Undifferentiated Schizophrenia is a category assigned to individuals who exhibit some symptoms and thought disorders of the above categories.



In addition to these categories, many health workers and researchers divide schizophrenia reactions into two main categories on the basis of two classes of symptoms. One type is characterised by a predisposition of positive symptoms, which are bizarre behaviours like delusions, hallucinations, and disordered speech and thinking. These symptoms are called positive in the account of them representing the pathological extremes of normal processes. The second type features are negative symptoms, which is the absence of normal reactions such as the lack of emotional expression, loss of motivation, and an absence of speech.

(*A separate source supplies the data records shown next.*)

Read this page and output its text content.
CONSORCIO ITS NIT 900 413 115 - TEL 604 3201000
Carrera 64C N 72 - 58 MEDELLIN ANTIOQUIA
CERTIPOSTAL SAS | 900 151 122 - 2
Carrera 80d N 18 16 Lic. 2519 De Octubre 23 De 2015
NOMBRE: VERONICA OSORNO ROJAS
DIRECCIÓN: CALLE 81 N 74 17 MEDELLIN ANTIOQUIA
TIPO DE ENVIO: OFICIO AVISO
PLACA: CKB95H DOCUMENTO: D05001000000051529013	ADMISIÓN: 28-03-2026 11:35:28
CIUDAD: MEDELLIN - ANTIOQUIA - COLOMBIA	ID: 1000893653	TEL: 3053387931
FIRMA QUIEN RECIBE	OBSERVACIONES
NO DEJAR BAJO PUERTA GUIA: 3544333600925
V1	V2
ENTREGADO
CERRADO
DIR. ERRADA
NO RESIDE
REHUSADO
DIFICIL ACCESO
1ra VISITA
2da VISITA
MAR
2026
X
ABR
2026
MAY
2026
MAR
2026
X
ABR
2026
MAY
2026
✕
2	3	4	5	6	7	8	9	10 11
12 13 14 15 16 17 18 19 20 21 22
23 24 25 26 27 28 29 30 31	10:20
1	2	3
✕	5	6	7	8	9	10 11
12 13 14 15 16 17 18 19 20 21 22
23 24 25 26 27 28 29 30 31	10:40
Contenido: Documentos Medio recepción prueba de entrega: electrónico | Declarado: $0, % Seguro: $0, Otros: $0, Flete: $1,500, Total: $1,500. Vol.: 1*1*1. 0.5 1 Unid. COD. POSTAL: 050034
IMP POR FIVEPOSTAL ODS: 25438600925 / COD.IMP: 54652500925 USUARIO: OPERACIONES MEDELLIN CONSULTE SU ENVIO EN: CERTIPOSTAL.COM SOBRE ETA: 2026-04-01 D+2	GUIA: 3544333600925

The distinction between positive and negative symptoms seem to be an important one. Researchers have found differences in brain functions in both schizophrenics with positive symptoms and primarily negative symptoms. These subtypes show differences in life history and prognosis, too. The negative feelings are likely to be associated with a long history of poor functioning prior to diagnosis, and a poor outcome following treatment.


Schizophrenia affects around 1 percent of the world's population and 1.2 percent of Americans have schizophrenia. Some who are not hospitalised barely function on their own.